With only a pistol and his magic white shirt to his credit, the scruffy, superstitious Mud captivates Ellis, who brings him food and teases out Mud's story--on the run after killing a man in defense of his true love, whom he'll rendezvous with soon. Enamored of his own first love, disillusioned with his bickering parents, Ellis yearns for Mud's apparently idyllic love even as he struggles with his own affection.
Anchored in Ellis' point of view, "Mud" takes what could easily have been a trite, lackluster story and finds the human connections amidst the real-world relationships. Writer/director Jeff Nichols presents the sobering experiences in an unusual way; namely, he appreciates the intelligence of these teenage boys. They exhibit a sense of humor, support each other, evaluate the situation and their own motives. In other words, they're much more than the usual Hollywood cardboard cutouts, and the story is enriched by this.
As a filmmaker, Nichols says that movement inspires him. His numerous steadicam shots sweep forward over the river, explore the island's terrain, and identify with characters during action. We're drawn in, watch and learn with Ellis as our surrogate. And as Ellis, Tye Sheridan has an enviable presence. He holds the camera eye, still, thoughtful, emotionally sympathetic. As Mud, Matthew McConaughey proves again that he embraces unusual, unflattering roles, sinking his teeth into the offbeat character. Other secondary characters played by Reese Witherspoon (largely undeveloped), Sam Shepard, and Michael Shannon lend solid support.

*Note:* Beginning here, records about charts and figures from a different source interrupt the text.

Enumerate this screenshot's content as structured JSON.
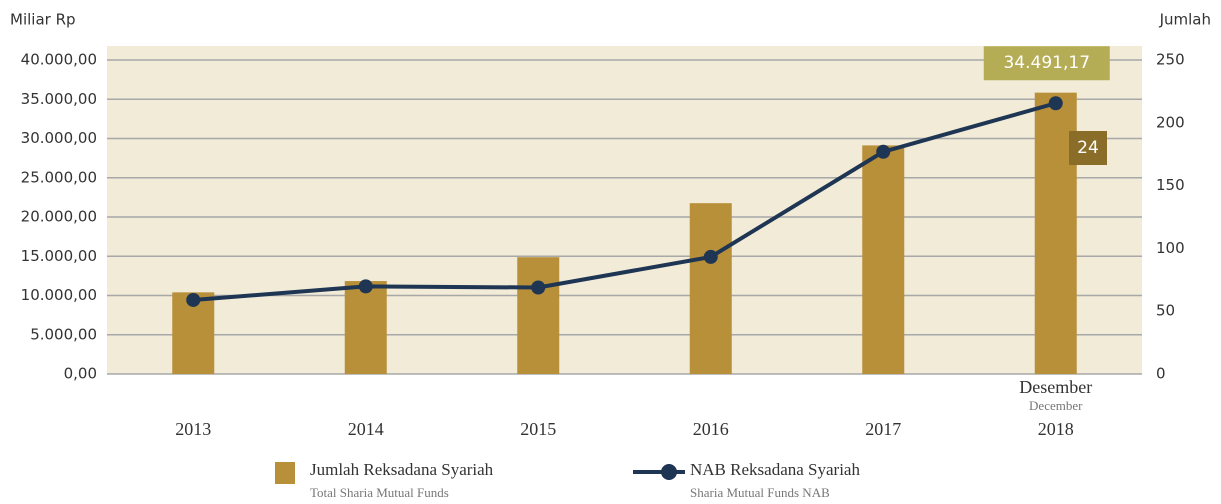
{
  "chart_data": {
    "type": "bar_line",
    "y_label": "Miliar Rp",
    "y2_label": "Jumlah",
    "categories": [
      "2013",
      "2014",
      "2015",
      "2016",
      "2017",
      "2018"
    ],
    "category_note": {
      "index": 5,
      "text": "Desember",
      "text_en": "December"
    },
    "ylim": [
      0,
      40000
    ],
    "yticks": [
      {
        "value": 0,
        "label": "0,00"
      },
      {
        "value": 5000,
        "label": "5.000,00"
      },
      {
        "value": 10000,
        "label": "10.000,00"
      },
      {
        "value": 15000,
        "label": "15.000,00"
      },
      {
        "value": 20000,
        "label": "20.000,00"
      },
      {
        "value": 25000,
        "label": "25.000,00"
      },
      {
        "value": 30000,
        "label": "30.000,00"
      },
      {
        "value": 35000,
        "label": "35.000,00"
      },
      {
        "value": 40000,
        "label": "40.000,00"
      }
    ],
    "y2lim": [
      0,
      250
    ],
    "y2ticks": [
      0,
      50,
      100,
      150,
      200,
      250
    ],
    "grid": true,
    "series": [
      {
        "name": "Jumlah Reksadana Syariah",
        "name_en": "Total Sharia Mutual Funds",
        "kind": "bar",
        "axis": "y2",
        "color": "#b8903a",
        "values": [
          65,
          74,
          93,
          136,
          182,
          224
        ]
      },
      {
        "name": "NAB Reksadana Syariah",
        "name_en": "Sharia Mutual Funds NAB",
        "kind": "line",
        "axis": "y",
        "color": "#1e3553",
        "values": [
          9430,
          11158,
          11019,
          14914,
          28311,
          34491.17
        ],
        "value_labels": [
          null,
          null,
          null,
          null,
          null,
          "34.491,17"
        ]
      }
    ],
    "annotations": [
      {
        "text": "24",
        "color": "#8a6d28"
      }
    ],
    "label_color": "#b5ad56"
  }
}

The sound nicely stays out of the way of the story and the locations contribute important mood and texture. Though its ending felt false in light of the rest of the film, "Mud" remains much more interesting than Hollywood blockbusters, more video games than complex stories. "Mud" has characters and heart and makes a powerful statement about love idealized, lost, fought for, and deserved. At a Landmark Theatre.